SAMADHI means "fixed mind." The Vedic dictionary, the Niruktih, says, "When the mind is fixed for understanding the self, this is called Samadhi." Samadhi is never possible for persons interested in material sense enjoyment, nor for those who are bewildered by such temporary things. They are more or less condemned by the process of material energy.
45: The Vedas mainly deal with the subject of the three modes of material Nature. Rise above these modes, O Arjuna. Be transcendental to all of them. Be free from all dualities and from all anxieties for gain and safety, and be established in the self.
46: All purposes that are served by the small pond can at once be served by the great reservoirs of water. Similarly, all the purposes of the Vedas can be served to one who knows the purpose behind them.
47: You have a right to perform your prescribed duty, but you are not entitled to the fruits of action. Neither consider yourself the cause of action, nor should you be attached to inaction.
THERE ARE THREE considerations here: prescribed duties, capricious work, and inaction. Prescribed duties mean activities in terms of one’s position in the modes of material Nature. Capricious work means actions without the sanction of authority; and inaction means not performing one’s prescribed duties. The Lord advised that Arjuna not be inactive, but that he be active in his duty without being attached to the result. One who is attached to the result of his work is also the cause of the action. Thus he is the enjoyer or sufferer of the result of such actions.

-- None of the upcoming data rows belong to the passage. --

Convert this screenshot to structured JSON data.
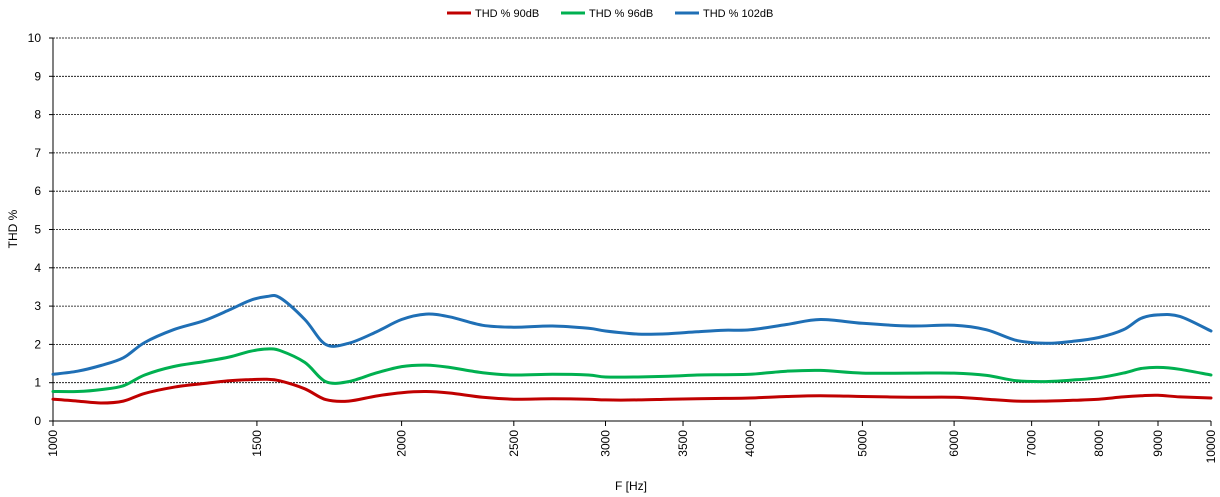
{
  "chart_data": {
    "type": "line",
    "title": "",
    "xlabel": "F [Hz]",
    "ylabel": "THD %",
    "ylim": [
      0,
      10
    ],
    "yticks": [
      "0",
      "1",
      "2",
      "3",
      "4",
      "5",
      "6",
      "7",
      "8",
      "9",
      "10"
    ],
    "xscale": "log",
    "xlim": [
      1000,
      10000
    ],
    "xticks": [
      "1000",
      "1500",
      "2000",
      "2500",
      "3000",
      "3500",
      "4000",
      "5000",
      "6000",
      "7000",
      "8000",
      "9000",
      "10000"
    ],
    "x_tick_positions": [
      1000,
      1500,
      2000,
      2500,
      3000,
      3500,
      4000,
      5000,
      6000,
      7000,
      8000,
      9000,
      10000
    ],
    "grid": true,
    "legend_position": "top",
    "x": [
      1000,
      1050,
      1100,
      1150,
      1200,
      1270,
      1350,
      1420,
      1480,
      1530,
      1570,
      1650,
      1720,
      1800,
      1900,
      2000,
      2100,
      2200,
      2350,
      2500,
      2700,
      2900,
      3000,
      3200,
      3400,
      3600,
      3800,
      4000,
      4300,
      4600,
      5000,
      5500,
      6000,
      6400,
      6800,
      7200,
      7600,
      8000,
      8400,
      8700,
      9000,
      9400,
      10000
    ],
    "series": [
      {
        "name": "THD % 90dB",
        "color": "#C00000",
        "values": [
          0.57,
          0.52,
          0.47,
          0.52,
          0.72,
          0.88,
          0.98,
          1.05,
          1.08,
          1.09,
          1.05,
          0.84,
          0.56,
          0.52,
          0.65,
          0.74,
          0.77,
          0.73,
          0.62,
          0.57,
          0.58,
          0.57,
          0.55,
          0.55,
          0.57,
          0.58,
          0.59,
          0.6,
          0.64,
          0.66,
          0.64,
          0.62,
          0.62,
          0.57,
          0.52,
          0.52,
          0.54,
          0.57,
          0.63,
          0.66,
          0.67,
          0.63,
          0.6
        ]
      },
      {
        "name": "THD % 96dB",
        "color": "#00B050",
        "values": [
          0.77,
          0.77,
          0.82,
          0.92,
          1.2,
          1.42,
          1.55,
          1.67,
          1.82,
          1.88,
          1.84,
          1.53,
          1.03,
          1.03,
          1.25,
          1.42,
          1.46,
          1.4,
          1.26,
          1.2,
          1.22,
          1.2,
          1.15,
          1.15,
          1.17,
          1.2,
          1.21,
          1.22,
          1.3,
          1.32,
          1.25,
          1.25,
          1.25,
          1.19,
          1.05,
          1.03,
          1.07,
          1.13,
          1.25,
          1.37,
          1.4,
          1.35,
          1.2
        ]
      },
      {
        "name": "THD % 102dB",
        "color": "#1F6FB5",
        "values": [
          1.22,
          1.3,
          1.45,
          1.65,
          2.05,
          2.38,
          2.62,
          2.9,
          3.15,
          3.25,
          3.22,
          2.65,
          2.0,
          2.03,
          2.32,
          2.65,
          2.79,
          2.72,
          2.5,
          2.45,
          2.48,
          2.42,
          2.35,
          2.27,
          2.28,
          2.33,
          2.37,
          2.38,
          2.52,
          2.65,
          2.55,
          2.48,
          2.5,
          2.38,
          2.1,
          2.03,
          2.08,
          2.18,
          2.38,
          2.68,
          2.77,
          2.73,
          2.35
        ]
      }
    ]
  }
}
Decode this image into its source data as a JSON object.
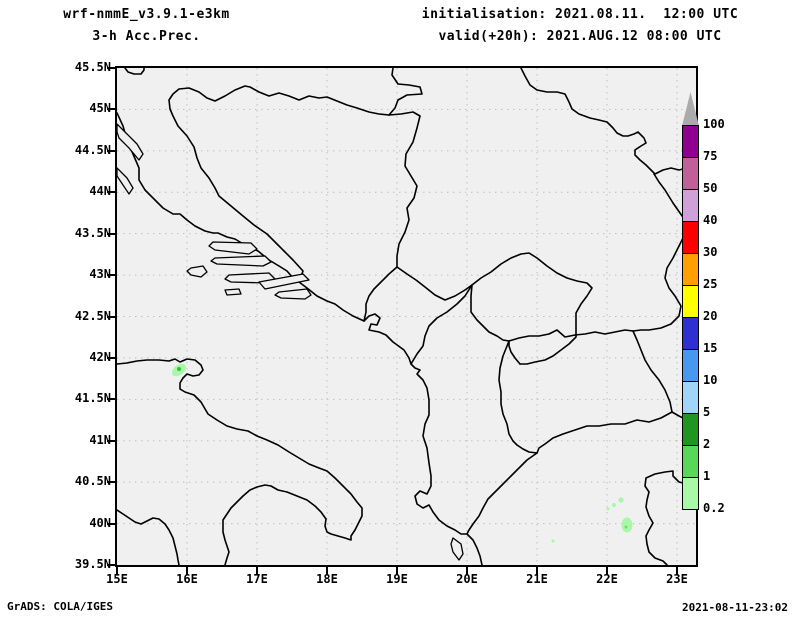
{
  "header": {
    "model_title": "wrf-nmmE_v3.9.1-e3km",
    "subtitle": "3-h Acc.Prec.",
    "init_line": "initialisation: 2021.08.11.  12:00 UTC",
    "valid_line": "valid(+20h): 2021.AUG.12 08:00 UTC"
  },
  "footer": {
    "grads_credit": "GrADS: COLA/IGES",
    "timestamp": "2021-08-11-23:02"
  },
  "map": {
    "lat_labels": [
      "45.5N",
      "45N",
      "44.5N",
      "44N",
      "43.5N",
      "43N",
      "42.5N",
      "42N",
      "41.5N",
      "41N",
      "40.5N",
      "40N",
      "39.5N"
    ],
    "lon_labels": [
      "15E",
      "16E",
      "17E",
      "18E",
      "19E",
      "20E",
      "21E",
      "22E",
      "23E"
    ],
    "background_color": "#f0f0f0",
    "outline_color": "#000000",
    "grid_color": "#c0c0c0"
  },
  "colorbar": {
    "labels_top_to_bottom": [
      "100",
      "75",
      "50",
      "40",
      "30",
      "25",
      "20",
      "15",
      "10",
      "5",
      "2",
      "1",
      "0.2"
    ],
    "segments_top_to_bottom": [
      {
        "range": "75-100",
        "color": "#900090"
      },
      {
        "range": "50-75",
        "color": "#c06098"
      },
      {
        "range": "40-50",
        "color": "#d0a0d8"
      },
      {
        "range": "30-40",
        "color": "#fa0000"
      },
      {
        "range": "25-30",
        "color": "#ffa000"
      },
      {
        "range": "20-25",
        "color": "#ffff00"
      },
      {
        "range": "15-20",
        "color": "#3030d0"
      },
      {
        "range": "10-15",
        "color": "#4898f0"
      },
      {
        "range": "5-10",
        "color": "#a0d4f8"
      },
      {
        "range": "2-5",
        "color": "#209620"
      },
      {
        "range": "1-2",
        "color": "#58d858"
      },
      {
        "range": "0.2-1",
        "color": "#a8f8a8"
      }
    ],
    "overflow_arrow_color": "#ababab"
  },
  "chart_data": {
    "type": "heatmap",
    "title": "wrf-nmmE_v3.9.1-e3km 3-h Acc.Prec.",
    "initialisation": "2021.08.11. 12:00 UTC",
    "valid": "(+20h) 2021.AUG.12 08:00 UTC",
    "x_axis": {
      "label_units": "degrees east",
      "range": [
        15,
        23.28
      ],
      "ticks": [
        15,
        16,
        17,
        18,
        19,
        20,
        21,
        22,
        23
      ]
    },
    "y_axis": {
      "label_units": "degrees north",
      "range": [
        39.5,
        45.5
      ],
      "ticks": [
        39.5,
        40,
        40.5,
        41,
        41.5,
        42,
        42.5,
        43,
        43.5,
        44,
        44.5,
        45,
        45.5
      ]
    },
    "grid": "dotted at every tick",
    "legend_position": "right colorbar",
    "colorbar_levels_mm": [
      0.2,
      1,
      2,
      5,
      10,
      15,
      20,
      25,
      30,
      40,
      50,
      75,
      100
    ],
    "precip_areas": [
      {
        "lon": 15.9,
        "lat": 41.85,
        "value_mm": "0.2-2",
        "note": "small cell over Gargano/Italy"
      },
      {
        "lon": 22.2,
        "lat": 40.35,
        "value_mm": "0.2-1",
        "note": "small specks"
      },
      {
        "lon": 22.1,
        "lat": 40.23,
        "value_mm": "0.2-1",
        "note": "small specks"
      },
      {
        "lon": 22.24,
        "lat": 40.0,
        "value_mm": "0.2-1",
        "note": "larger blob"
      },
      {
        "lon": 21.2,
        "lat": 39.8,
        "value_mm": "0.2-1",
        "note": "tiny speck"
      }
    ]
  }
}
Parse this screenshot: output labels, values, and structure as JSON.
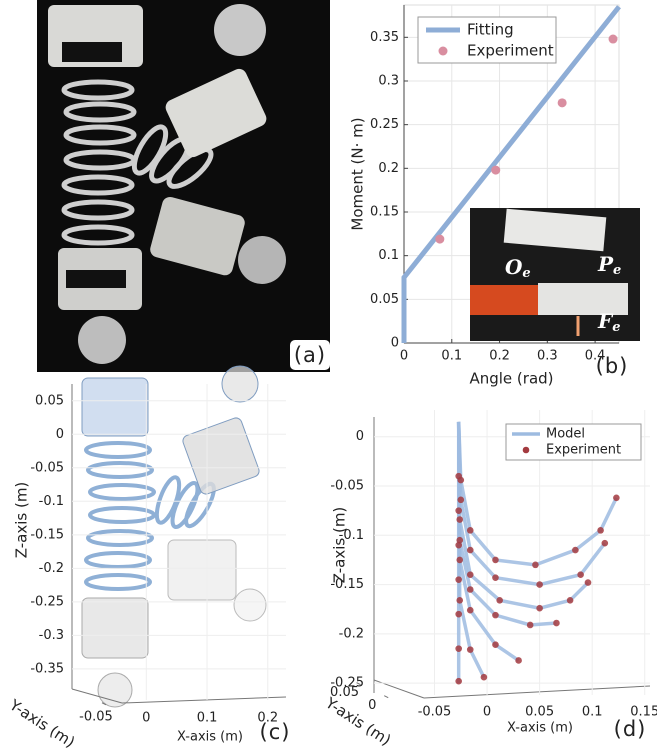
{
  "photo": {
    "label": "(a)"
  },
  "chart_data": [
    {
      "type": "line",
      "label": "(b)",
      "xlabel": "Angle (rad)",
      "ylabel": "Moment (N· m)",
      "xlim": [
        0,
        0.45
      ],
      "ylim": [
        0,
        0.387
      ],
      "xticks": [
        0,
        0.1,
        0.2,
        0.3,
        0.4
      ],
      "yticks": [
        0,
        0.05,
        0.1,
        0.15,
        0.2,
        0.25,
        0.3,
        0.35
      ],
      "grid": true,
      "legend": "upper left",
      "series": [
        {
          "name": "Fitting",
          "color": "#8eadd6",
          "style": "line",
          "x": [
            0,
            0,
            0.45
          ],
          "y": [
            0,
            0.075,
            0.385
          ]
        },
        {
          "name": "Experiment",
          "color": "#d98ea0",
          "style": "marker",
          "x": [
            0.075,
            0.192,
            0.331,
            0.4375
          ],
          "y": [
            0.119,
            0.198,
            0.275,
            0.348
          ]
        }
      ],
      "inset_labels": [
        {
          "main": "O",
          "sub": "e"
        },
        {
          "main": "P",
          "sub": "e"
        },
        {
          "main": "F",
          "sub": "e"
        }
      ]
    },
    {
      "type": "render3d",
      "label": "(c)",
      "xlabel": "X-axis (m)",
      "ylabel": "Y-axis (m)",
      "zlabel": "Z-axis (m)",
      "xlim": [
        -0.04,
        0.23
      ],
      "ylim": [
        -0.06,
        0.02
      ],
      "zlim": [
        -0.38,
        0.075
      ],
      "xticks": [
        0,
        0.1,
        0.2
      ],
      "yticks": [
        -0.05
      ],
      "zticks": [
        0.05,
        0,
        -0.05,
        -0.1,
        -0.15,
        -0.2,
        -0.25,
        -0.3,
        -0.35
      ]
    },
    {
      "type": "trajectory3d",
      "label": "(d)",
      "xlabel": "X-axis (m)",
      "ylabel": "Y-axis (m)",
      "zlabel": "Z-axis (m)",
      "xlim": [
        -0.06,
        0.155
      ],
      "ylim": [
        -0.005,
        0.06
      ],
      "zlim": [
        -0.26,
        0.02
      ],
      "xticks": [
        -0.05,
        0,
        0.05,
        0.1,
        0.15
      ],
      "yticks": [
        0,
        0.05
      ],
      "zticks": [
        0,
        -0.05,
        -0.1,
        -0.15,
        -0.2,
        -0.25
      ],
      "legend": "upper right",
      "series": [
        {
          "name": "Model",
          "color": "#9dbbe0",
          "curves": [
            {
              "x": [
                -0.027,
                -0.027
              ],
              "z": [
                0.015,
                -0.25
              ]
            },
            {
              "x": [
                -0.027,
                -0.025,
                -0.016,
                0.008,
                0.046,
                0.084,
                0.108,
                0.123
              ],
              "z": [
                0.015,
                -0.044,
                -0.095,
                -0.125,
                -0.13,
                -0.115,
                -0.095,
                -0.062
              ]
            },
            {
              "x": [
                -0.027,
                -0.025,
                -0.016,
                0.008,
                0.05,
                0.089,
                0.112
              ],
              "z": [
                0.015,
                -0.064,
                -0.115,
                -0.143,
                -0.15,
                -0.14,
                -0.108
              ]
            },
            {
              "x": [
                -0.027,
                -0.026,
                -0.016,
                0.012,
                0.05,
                0.079,
                0.096
              ],
              "z": [
                0.015,
                -0.084,
                -0.14,
                -0.166,
                -0.174,
                -0.166,
                -0.148
              ]
            },
            {
              "x": [
                -0.027,
                -0.026,
                -0.016,
                0.008,
                0.041,
                0.066
              ],
              "z": [
                0.015,
                -0.105,
                -0.155,
                -0.181,
                -0.191,
                -0.189
              ]
            },
            {
              "x": [
                -0.027,
                -0.026,
                -0.016,
                0.008,
                0.03
              ],
              "z": [
                0.015,
                -0.125,
                -0.176,
                -0.211,
                -0.227
              ]
            },
            {
              "x": [
                -0.027,
                -0.026,
                -0.016,
                -0.003
              ],
              "z": [
                0.015,
                -0.166,
                -0.216,
                -0.244
              ]
            }
          ]
        },
        {
          "name": "Experiment",
          "color": "#a33a3f",
          "x": [
            -0.025,
            -0.016,
            0.008,
            0.046,
            0.084,
            0.108,
            0.123,
            -0.025,
            -0.016,
            0.008,
            0.05,
            0.089,
            0.112,
            -0.026,
            -0.016,
            0.012,
            0.05,
            0.079,
            0.096,
            -0.026,
            -0.016,
            0.008,
            0.041,
            0.066,
            -0.026,
            -0.016,
            0.008,
            0.03,
            -0.026,
            -0.016,
            -0.003,
            -0.027,
            -0.027,
            -0.027,
            -0.027,
            -0.027,
            -0.027,
            -0.027
          ],
          "z": [
            -0.044,
            -0.095,
            -0.125,
            -0.13,
            -0.115,
            -0.095,
            -0.062,
            -0.064,
            -0.115,
            -0.143,
            -0.15,
            -0.14,
            -0.108,
            -0.084,
            -0.14,
            -0.166,
            -0.174,
            -0.166,
            -0.148,
            -0.105,
            -0.155,
            -0.181,
            -0.191,
            -0.189,
            -0.125,
            -0.176,
            -0.211,
            -0.227,
            -0.166,
            -0.216,
            -0.244,
            -0.04,
            -0.075,
            -0.11,
            -0.145,
            -0.18,
            -0.215,
            -0.248
          ]
        }
      ]
    }
  ]
}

As far as prescribed duties are concerned, they can be fitted into three subdivisions: routine work, emergency work, and desired activities. Routine work, in terms of the scriptural injunctions, is done without desire for results. As one has to do it, obligatory work is action in the modes of goodness. Work with results becomes the cause of bondage, and so such work is not auspicious. Everyone has his proprietary right in regard to his duties, but should act without attachment to the result; thus such disinterested obligatory duties doubtlessly lead one to the path of liberation.
Arjuna was advised by the Lord to fight as a matter of duty, without attachment to the result. His non-participation in the battle is another side of attachment. Such attachment never leads one to the path of salvation. Any attachment, positive or negative, is cause for bondage. Inaction is sinful. Therefore, fighting as a matter of duty was the only auspicious path to salvation for Arjuna.